<em>Creation</em>

Last year, Charles Darwin’s 200th birthday became the perfect occasion for revisiting the legacy of the “discoverer” of evolution, a general swim into which the film Creation fell, and it’s now just making its way into theaters hereabouts. What makes the uneven but often intriguing Creation so fascinating is its taut focus and point of reference. We get hints of Darwin’s past, from his fateful, theory-feeding trip to the Galapagos to his family life in England, and a postscript taste of life after On the Origin of Species.

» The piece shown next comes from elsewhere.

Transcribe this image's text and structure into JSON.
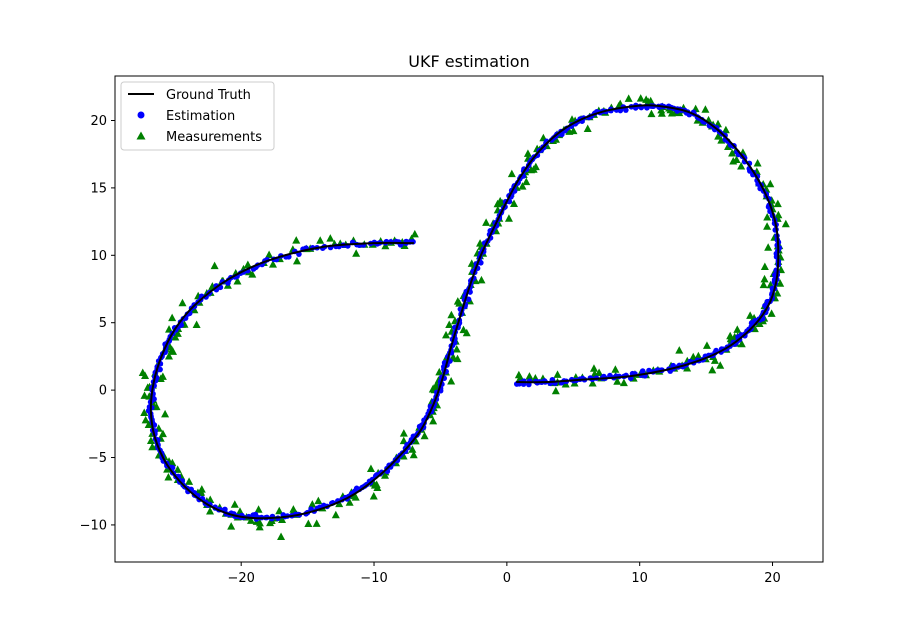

But the film thankfully avoids the usual biopic blandness by restraining its focus to a more singular idea: the pressure Darwin felt before unleashing his evolution theory upon the world, specifically to the devout religious views of his loving wife. While procrastinating on finishing his book, he explains, “I will try to keep God out of it, although he may see it as a personal attack.”

Paul Bettany gives a strong and necessarily fragile performance as a man obsessed, then traumatized as his young daughter falls ill in the midst of his angst. Jennifer Connelly (Bettany’s wife, in real life) may or may not be typecast here, playing another long-suffering spouse to an obsessive genius, as she did in A Beautiful Mind. Still, her character plays a unique role as part of the soul-searching apparatus keeping Darwin on edge.

Too much of the time, Creation feels unfocused, better in its parts than as a whole. But it is nonetheless appealing on many levels, including the idea of an intimate glimpse behind a history- and humanity-altering moment.